Cole described potential avenues for data sharing between the military and academic communities, which might include collaborative research agreements, memorandums of agreement, and leveraging of connections between military research facilities and their academic affiliates. Collecting and reporting data by ethnicity is a promising opportunity for understanding the impact of overweight on recruitment, suggested one participant. In response, another participant described some findings of a study that looked at data from the 2010 Cawley and Maclean study in terms of the relationship between different risk factors and demographic characteristics and the ability to meet body weight and body fat standards for each of the services. The study revealed some trends with race and ethnicity, this participant noted, but nothing definitive. Utech described work by the Veterans Health Administration on tracking disparities in clinical outcomes, as well as access to and utilization of programs.
A participant suggested that collecting health behavior data on students in junior Reserve Officer Training Corps (ROTC) programs is a promising opportunity, based on the assumption that these young people represent likely military entrants. Blanck identified another opportunity in capitalizing on students’ involvement in junior ROTC in schools to drive their participation in health and fitness programs.
Another participant cited frustration regarding the limitations presented by congressional allocations and U.S. Department of Defense (DoD) spending decisions related to feeding service members, which provide little flexibility beyond the standard of three daily meals. The participant insisted that, according to research, this pattern is not suited to eating for peak performance. According to another participant, reinstituting nutrition education at military leadership schools could help cultivate leaders who understand the importance of nutrition, which in turn could foster top-down support for policy and environmental changes to improve the healthfulness of food and physical activity environments on military installations. These broader changes, suggested another participant, in conjunction with education, would support individual efforts to make healthy choices by making those choices convenient, attractive, and affordable.
Cole noted the many barriers to healthier eating among service members, including challenges in the eating environment. She noted that many soldiers claim they do not use the dining facilities on base because they do not have the time to get there and wait in long lines, so they opt for a nearby fast food outlet instead. A related challenge, said Osgood, is that fast food establishments create revenue for military installations, and the legal and operational complexities associated with bringing outside quick service restaurants onto military installations can make it difficult to attract new establishments that could provide healthier offerings. Cole added that it will be important to measure whether changing the environment results
in behavior change. According to Gregory, another challenge is broad variation in the demographic and socioeconomic backgrounds of people who enter the military, including a wide range of food and nutrition literacy.

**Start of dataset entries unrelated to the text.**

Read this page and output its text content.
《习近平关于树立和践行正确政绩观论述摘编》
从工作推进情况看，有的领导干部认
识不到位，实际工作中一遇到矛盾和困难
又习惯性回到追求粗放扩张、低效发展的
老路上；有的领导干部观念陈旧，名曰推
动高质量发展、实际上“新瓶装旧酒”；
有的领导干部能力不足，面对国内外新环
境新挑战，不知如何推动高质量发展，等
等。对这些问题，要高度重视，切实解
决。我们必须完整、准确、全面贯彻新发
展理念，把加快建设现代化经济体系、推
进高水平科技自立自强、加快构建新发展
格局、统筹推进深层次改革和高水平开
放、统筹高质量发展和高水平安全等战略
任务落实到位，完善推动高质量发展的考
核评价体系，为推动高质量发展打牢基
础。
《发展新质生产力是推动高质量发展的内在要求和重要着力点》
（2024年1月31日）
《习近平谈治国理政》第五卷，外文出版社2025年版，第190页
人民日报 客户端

Military service participants suggested that civilian employees in DoD and the Defense Health Agency can help support health initiatives and prevent gaps in service from occurring when active duty staff deploy or migrate or contractors turn over.
In closing, Marriott stated that the day’s discussions had “shown how complex it is to look at the issues related to obesity and overweight within the military.” Highlighting a few statistics that speakers had shared about the negative consequences of excess weight among service members, she concluded, “these are pretty staggering pieces of information as we think about meeting this challenge.”